In August of that year we began the walk leaflet, September we saw the beginning of bridges going in, five in all and that was just so we could complete the circular walk.
There were also other paths within the Parish boundary to open up to enable people to vary their walks. All these paths also needed way marker posts; we wouldn't want ramblers getting lost in the outer regions of Occold
On December 13th nine walkers set off on the circular route but only five completed it the remainder were defeated by the mud, most of the fields had been ploughed, a necessity for a farmer a disaster for a walker, they tend to end the walk taller than when they began and would definitely not be allowed in the local pub without taking off their boots
In 1999 the work continued and villagers came on guided walks no matter what the weather. In April we paddled rather than walked, but it all seemed worth it when on the 4th Sept the circular route was finely opened by local councillor Julie Craven, well wishers enjoyed tea and biscuits in the village hall and 16 walkers set off on a bright sunny day to complete the 7.5km.
When I offered to be the voluntary footpath warden, in my mind I hoped to create a circular walk that would be opened by the year 2000 plus a leaflet detailing the walk, this the parish has achieved, little did I think we would receive a rights of way award from the ramblers association
None of this could have been achieved without the help and support of our fellow villagers, who walked with us in all weathers. The help that I had with the leaflet ensured that the Parish Paths were well advertised, and without the landowners, the Parish Council and the Highways Department who provided the grants and installed the bridges, we would not have got so much done in 2 years.
We have continued to build up the network of paths over the years and recently through discussion with HLS, Red House Lane has been opened up but there is further work needed to join the route up to the B1077, at the bottom of Castle Hill, near the pumping station.
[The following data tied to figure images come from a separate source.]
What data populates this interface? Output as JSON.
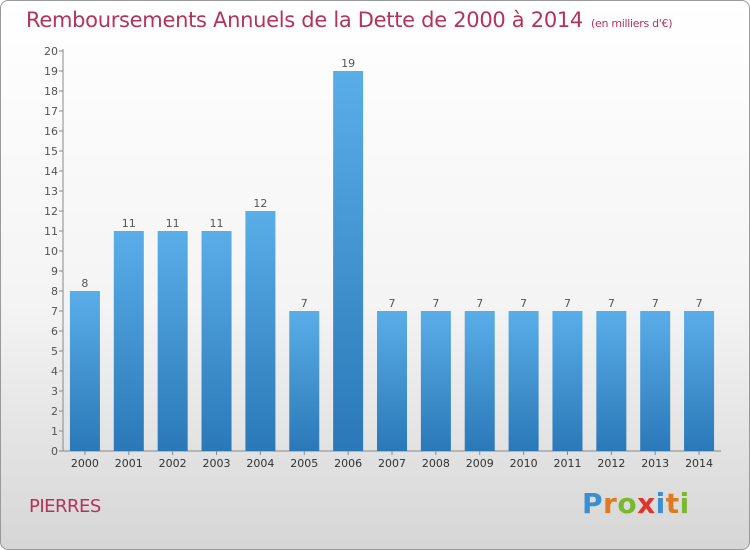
{
  "title": "Remboursements Annuels de la Dette de 2000 à 2014",
  "unit": "(en milliers d'€)",
  "commune": "PIERRES",
  "brand": {
    "letters": [
      {
        "char": "P",
        "color": "#3a8fd0"
      },
      {
        "char": "r",
        "color": "#e07a1f"
      },
      {
        "char": "o",
        "color": "#7ab830"
      },
      {
        "char": "x",
        "color": "#e0342b"
      },
      {
        "char": "i",
        "color": "#3a8fd0"
      },
      {
        "char": "t",
        "color": "#e07a1f"
      },
      {
        "char": "i",
        "color": "#7ab830"
      }
    ]
  },
  "colors": {
    "title": "#b5325c",
    "bar_top": "#5aaee8",
    "bar_bottom": "#2a78b8",
    "label": "#555555"
  },
  "chart_data": {
    "type": "bar",
    "title": "Remboursements Annuels de la Dette de 2000 à 2014",
    "categories": [
      "2000",
      "2001",
      "2002",
      "2003",
      "2004",
      "2005",
      "2006",
      "2007",
      "2008",
      "2009",
      "2010",
      "2011",
      "2012",
      "2013",
      "2014"
    ],
    "values": [
      8,
      11,
      11,
      11,
      12,
      7,
      19,
      7,
      7,
      7,
      7,
      7,
      7,
      7,
      7
    ],
    "ylim": [
      0,
      20
    ],
    "yticks": [
      0,
      1,
      2,
      3,
      4,
      5,
      6,
      7,
      8,
      9,
      10,
      11,
      12,
      13,
      14,
      15,
      16,
      17,
      18,
      19,
      20
    ],
    "xlabel": "",
    "ylabel": "",
    "grid": false,
    "legend": "none"
  }
}
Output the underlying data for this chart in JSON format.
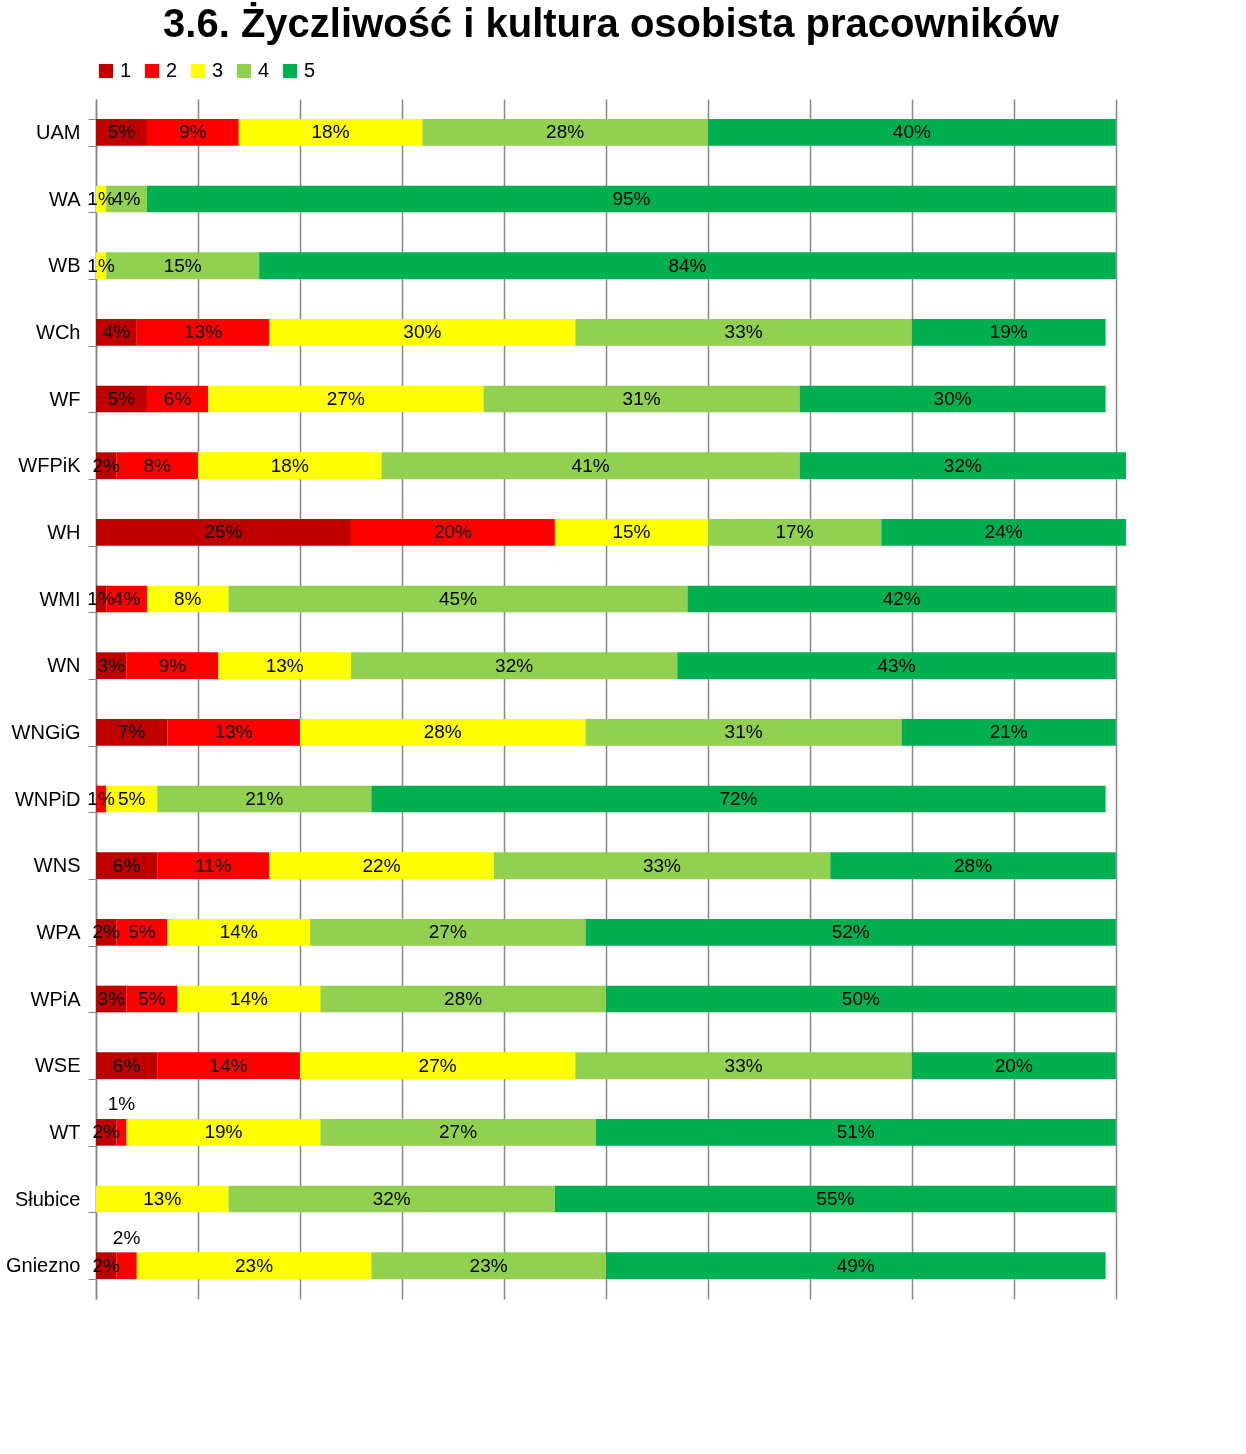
{
  "chart_data": {
    "type": "bar",
    "orientation": "horizontal",
    "stacked": true,
    "title": "3.6. Życzliwość i kultura osobista pracowników",
    "categories": [
      "UAM",
      "WA",
      "WB",
      "WCh",
      "WF",
      "WFPiK",
      "WH",
      "WMI",
      "WN",
      "WNGiG",
      "WNPiD",
      "WNS",
      "WPA",
      "WPiA",
      "WSE",
      "WT",
      "Słubice",
      "Gniezno"
    ],
    "series": [
      {
        "name": "1",
        "color": "#c00000",
        "values": [
          5,
          null,
          null,
          4,
          5,
          2,
          25,
          1,
          3,
          7,
          null,
          6,
          2,
          3,
          6,
          2,
          null,
          2
        ],
        "value_labels": [
          "5%",
          null,
          null,
          "4%",
          "5%",
          "2%",
          "25%",
          "1%",
          "3%",
          "7%",
          null,
          "6%",
          "2%",
          "3%",
          "6%",
          "2%",
          null,
          "2%"
        ]
      },
      {
        "name": "2",
        "color": "#ff0000",
        "values": [
          9,
          null,
          null,
          13,
          6,
          8,
          20,
          4,
          9,
          13,
          1,
          11,
          5,
          5,
          14,
          1,
          null,
          2
        ],
        "value_labels": [
          "9%",
          null,
          null,
          "13%",
          "6%",
          "8%",
          "20%",
          "4%",
          "9%",
          "13%",
          "1%",
          "11%",
          "5%",
          "5%",
          "14%",
          "1%",
          null,
          "2%"
        ]
      },
      {
        "name": "3",
        "color": "#ffff00",
        "values": [
          18,
          1,
          1,
          30,
          27,
          18,
          15,
          8,
          13,
          28,
          5,
          22,
          14,
          14,
          27,
          19,
          13,
          23
        ],
        "value_labels": [
          "18%",
          "1%",
          "1%",
          "30%",
          "27%",
          "18%",
          "15%",
          "8%",
          "13%",
          "28%",
          "5%",
          "22%",
          "14%",
          "14%",
          "27%",
          "19%",
          "13%",
          "23%"
        ]
      },
      {
        "name": "4",
        "color": "#92d050",
        "values": [
          28,
          4,
          15,
          33,
          31,
          41,
          17,
          45,
          32,
          31,
          21,
          33,
          27,
          28,
          33,
          27,
          32,
          23
        ],
        "value_labels": [
          "28%",
          "4%",
          "15%",
          "33%",
          "31%",
          "41%",
          "17%",
          "45%",
          "32%",
          "31%",
          "21%",
          "33%",
          "27%",
          "28%",
          "33%",
          "27%",
          "32%",
          "23%"
        ]
      },
      {
        "name": "5",
        "color": "#00b050",
        "values": [
          40,
          95,
          84,
          19,
          30,
          32,
          24,
          42,
          43,
          21,
          72,
          28,
          52,
          50,
          20,
          51,
          55,
          49
        ],
        "value_labels": [
          "40%",
          "95%",
          "84%",
          "19%",
          "30%",
          "32%",
          "24%",
          "42%",
          "43%",
          "21%",
          "72%",
          "28%",
          "52%",
          "50%",
          "20%",
          "51%",
          "55%",
          "49%"
        ]
      }
    ],
    "tick_labels": "y",
    "grid": "x",
    "legend": "top"
  }
}
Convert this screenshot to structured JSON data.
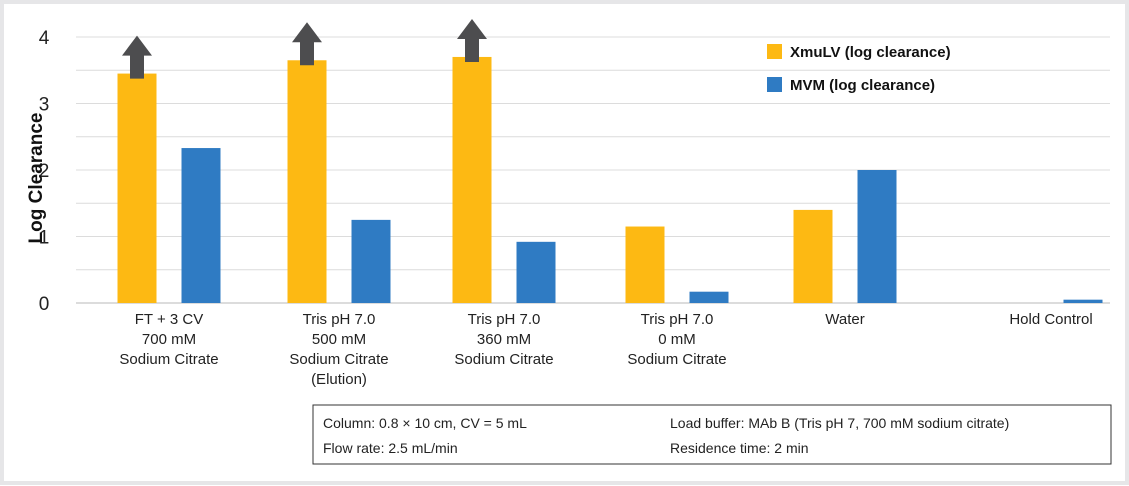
{
  "chart_data": {
    "type": "bar",
    "ylabel": "Log Clearance",
    "ylim": [
      0,
      4
    ],
    "yticks": [
      0,
      1,
      2,
      3,
      4
    ],
    "grid": true,
    "legend_position": "top-right",
    "categories": [
      [
        "FT + 3 CV",
        "700 mM",
        "Sodium Citrate"
      ],
      [
        "Tris pH 7.0",
        "500 mM",
        "Sodium Citrate",
        "(Elution)"
      ],
      [
        "Tris pH 7.0",
        "360 mM",
        "Sodium Citrate"
      ],
      [
        "Tris pH 7.0",
        "0 mM",
        "Sodium Citrate"
      ],
      [
        "Water"
      ],
      [
        "Hold Control"
      ]
    ],
    "series": [
      {
        "name": "XmuLV (log clearance)",
        "color": "#FDB913",
        "values": [
          3.45,
          3.65,
          3.7,
          1.15,
          1.4,
          0
        ],
        "greater_than_arrow": [
          true,
          true,
          true,
          false,
          false,
          false
        ]
      },
      {
        "name": "MVM (log clearance)",
        "color": "#2F7BC3",
        "values": [
          2.33,
          1.25,
          0.92,
          0.17,
          2.0,
          0.05
        ]
      }
    ],
    "arrow_color": "#4D4D4F"
  },
  "info_box": {
    "column": "Column: 0.8 × 10 cm, CV = 5 mL",
    "load_buffer": "Load buffer: MAb B (Tris pH 7, 700 mM sodium citrate)",
    "flow_rate": "Flow rate: 2.5 mL/min",
    "residence_time": "Residence time: 2 min"
  }
}
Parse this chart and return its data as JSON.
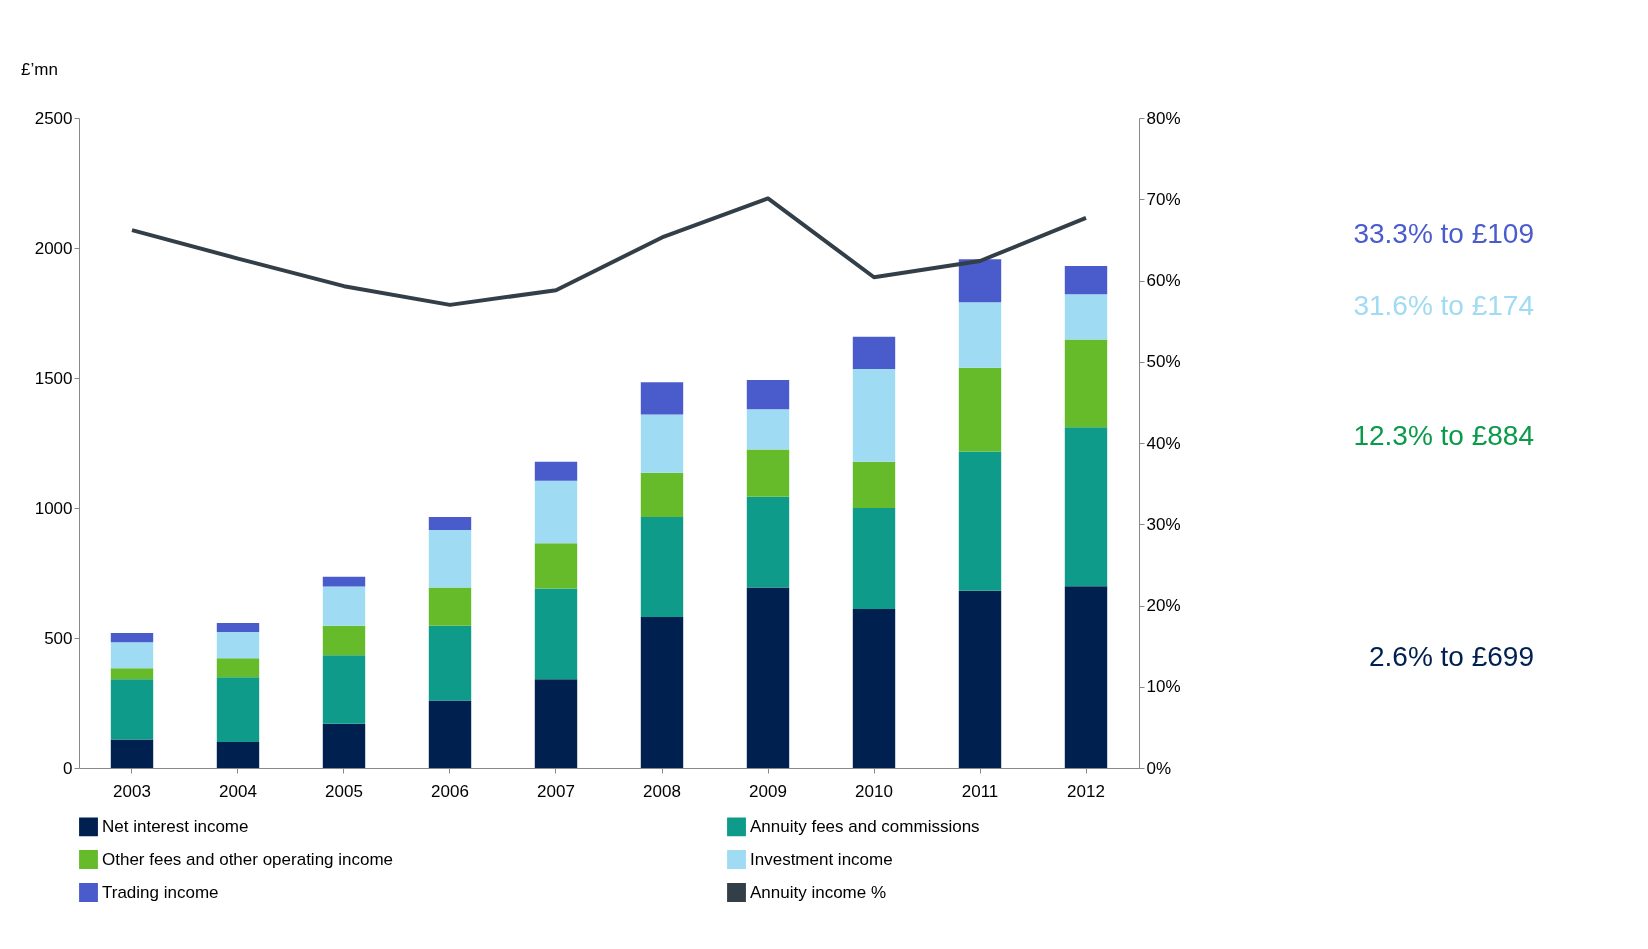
{
  "chart_data": {
    "type": "bar",
    "stacked": true,
    "ylabel": "£’mn",
    "categories": [
      "2003",
      "2004",
      "2005",
      "2006",
      "2007",
      "2008",
      "2009",
      "2010",
      "2011",
      "2012"
    ],
    "ylim": [
      0,
      2500
    ],
    "yticks": [
      0,
      500,
      1000,
      1500,
      2000,
      2500
    ],
    "y2lim": [
      0,
      80
    ],
    "y2ticks": [
      {
        "value": 0,
        "label": "0%"
      },
      {
        "value": 10,
        "label": "10%"
      },
      {
        "value": 20,
        "label": "20%"
      },
      {
        "value": 30,
        "label": "30%"
      },
      {
        "value": 40,
        "label": "40%"
      },
      {
        "value": 50,
        "label": "50%"
      },
      {
        "value": 60,
        "label": "60%"
      },
      {
        "value": 70,
        "label": "70%"
      },
      {
        "value": 80,
        "label": "80%"
      }
    ],
    "series": [
      {
        "name": "Net interest income",
        "color": "#002050",
        "values": [
          110,
          100,
          170,
          260,
          341,
          581,
          694,
          612,
          682,
          699
        ]
      },
      {
        "name": "Annuity fees and commissions",
        "color": "#0e9b8a",
        "values": [
          231,
          249,
          264,
          287,
          349,
          384,
          349,
          388,
          535,
          612
        ]
      },
      {
        "name": "Other fees and other operating income",
        "color": "#66bb2b",
        "values": [
          43,
          73,
          113,
          147,
          174,
          171,
          182,
          178,
          322,
          337
        ]
      },
      {
        "name": "Investment income",
        "color": "#9fdbf2",
        "values": [
          100,
          101,
          151,
          221,
          241,
          224,
          155,
          357,
          252,
          174
        ]
      },
      {
        "name": "Trading income",
        "color": "#4a5bcc",
        "values": [
          35,
          35,
          38,
          50,
          73,
          124,
          112,
          124,
          166,
          109
        ]
      },
      {
        "name": "Annuity income %",
        "color": "#333f48",
        "type": "line",
        "axis": "y2",
        "values": [
          66.2,
          62.7,
          59.3,
          57.0,
          58.8,
          65.3,
          70.1,
          60.4,
          62.4,
          67.7
        ]
      }
    ],
    "legend": "bottom",
    "grid": false,
    "annotations": [
      "33.3% to £109",
      "31.6% to £174",
      "12.3% to £884",
      "2.6% to £699"
    ]
  }
}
The more we open the more work there is in maintaining them, as most need cutting twice a year at least and over hanging branches and briers need to be dealt with.
As Tiny and I have other demands on our time we wish to hand over the reigns to another, so Tiny is putting down his spade, hanging up the secateurs and turning off the mower and we are handing over the responsibility to John Hewitson who is keen to see the footpath network progress. We have always felt supported and a helping hand or two has been there when needed to dig out tree stumps, clear briers or help with cutting the paths.
There is still a lot to do the same problems pop up every season, some do not seem to get solved, others move forward and that is rewarding, I am sure there are people out there who are interested in helping maintain the footpath network and improving the paths so let John know who you are.